The government of Japan is seeking to simplify the process of calculating and filing tax on cryptocurrency gains in the country, according to local news reports.
Following its general assembly meeting, the country’s tax commission, responsible tax policies announced that it was seeking improvements to the current tax filing system that will help investors report their tax gains more accurately.
During the meeting held on Wednesday, the commission reportedly discussed a number of methods to simplify the tax filing process.
This comes after a Japanese lawmaker Senator Kenji Fukimaki called for a change in the designation of cryptocurrency tax from miscellaneous taxes earlier this year. At the time, Japan’s deputy prime minister cautioned against the move citing the “international nature” of cryptocurrencies. He expressed concern that the citizens may not understand a “separate declared taxation” which Fukimaki proposed.

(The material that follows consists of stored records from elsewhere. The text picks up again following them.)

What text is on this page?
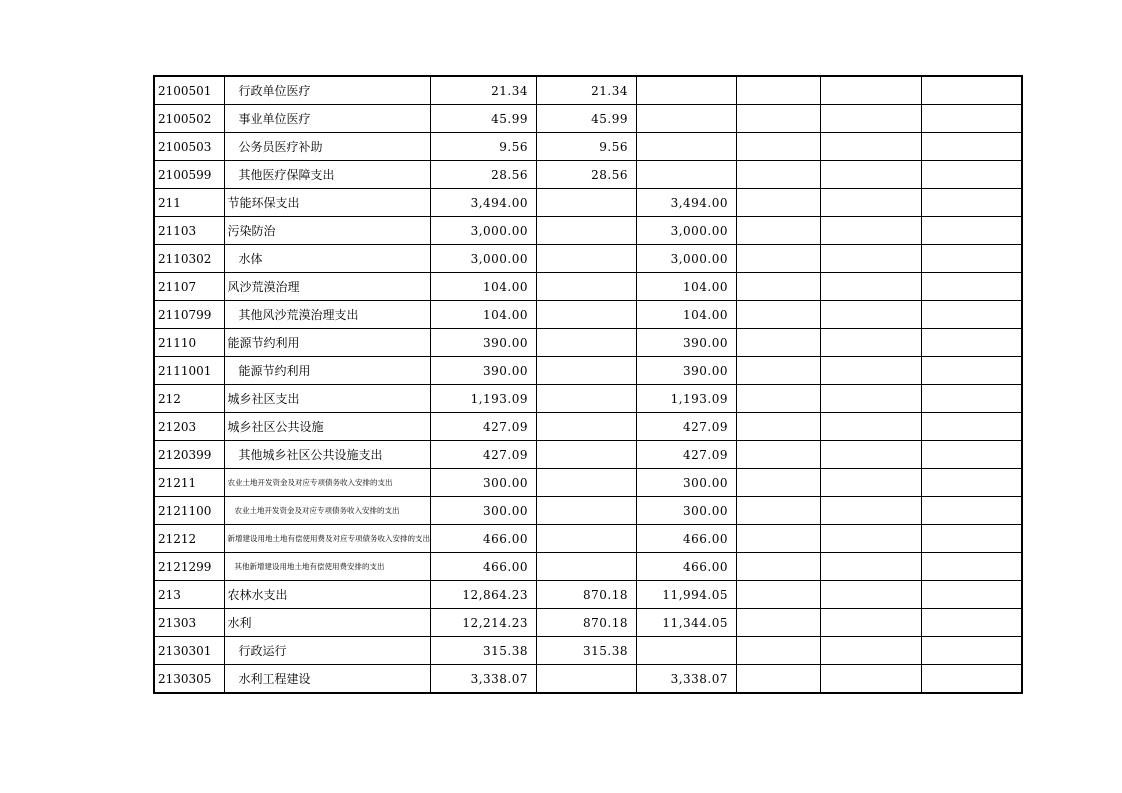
2100501	行政单位医疗	21.34	21.34				
2100502	事业单位医疗	45.99	45.99				
2100503	公务员医疗补助	9.56	9.56				
2100599	其他医疗保障支出	28.56	28.56				
211	节能环保支出	3,494.00		3,494.00			
21103	污染防治	3,000.00		3,000.00			
2110302	水体	3,000.00		3,000.00			
21107	风沙荒漠治理	104.00		104.00			
2110799	其他风沙荒漠治理支出	104.00		104.00			
21110	能源节约利用	390.00		390.00			
2111001	能源节约利用	390.00		390.00			
212	城乡社区支出	1,193.09		1,193.09			
21203	城乡社区公共设施	427.09		427.09			
2120399	其他城乡社区公共设施支出	427.09		427.09			
21211	农业土地开发资金及对应专项债务收入安排的支出	300.00		300.00			
2121100	农业土地开发资金及对应专项债务收入安排的支出	300.00		300.00			
21212	新增建设用地土地有偿使用费及对应专项债务收入安排的支出	466.00		466.00			
2121299	其他新增建设用地土地有偿使用费安排的支出	466.00		466.00			
213	农林水支出	12,864.23	870.18	11,994.05			
21303	水利	12,214.23	870.18	11,344.05			
2130301	行政运行	315.38	315.38				
2130305	水利工程建设	3,338.07		3,338.07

As it appears, the current tax filing system is equally difficult to understand as the tax committee noted. According to Sankei, calculating crypto profits can be cumbersome since the price of cryptocurrency varies on different trading platforms. The current “miscellaneous tax” system applies a sliding rate from 15 to 55 percent to annual gains above 200,000 yen (around $1,800 USD).
But cryptocurrency gains accrue through different means including through cryptocurrency mining, trading with other cryptocurrencies and trading with fiat currencies. Furthermore, cryptocurrencies can be used in exchange for goods and services which brings another angle to crypto gains and reporting.
It becomes difficult for crypto traders to file accurate tax reports if there are no standardized prices and transaction data.
It is in this area of standardization that the committee centered its discussions. Loosely translated, the assembly concluded that “the [cryptocurrency] environment should be adjusted so that tax returns can be simplified.” This will make it easier for taxpayers to calculate their cryptocurrency profits when traded against both fiat currencies and other cryptocurrencies.
According to reports, the president of the Tax Committee, Minoru Nakazato called for a holistic approach to the tax adjustments calling for expert consultations and town hall meetings. He was quoted as saying:
“Since it is necessary to take into consideration frameworks other than the taxation system and business practices, we will hold a small meeting of experts to deepen the discussion while listening to outside opinions.”
Simplifying Cryptocurrency Tax Filing in the United States
The tax office in the U.S. can take a leaf from its counterpart in Japan and hearken to calls to clarify its tax guidelines.
“We, therefore, write again today to strongly urge the IRS to issue updated guidance, providing additional clarity for taxpayers seeking to better understand and comply with their tax obligations when using virtual currencies,” a portion of the letter read.
The lawmakers stressed that the tax guidelines being used—a preliminary guide issued in 2014—was due to be updated. They also raised questions about the enforcement actions that were being taken against crypto holders despite the lack of a comprehensive virtual currency strategy. A notable case involved the summons issued to Coinbase to release data of some of its users. After a court case the followed, Coinbase was forced to release details of 13,000 customers.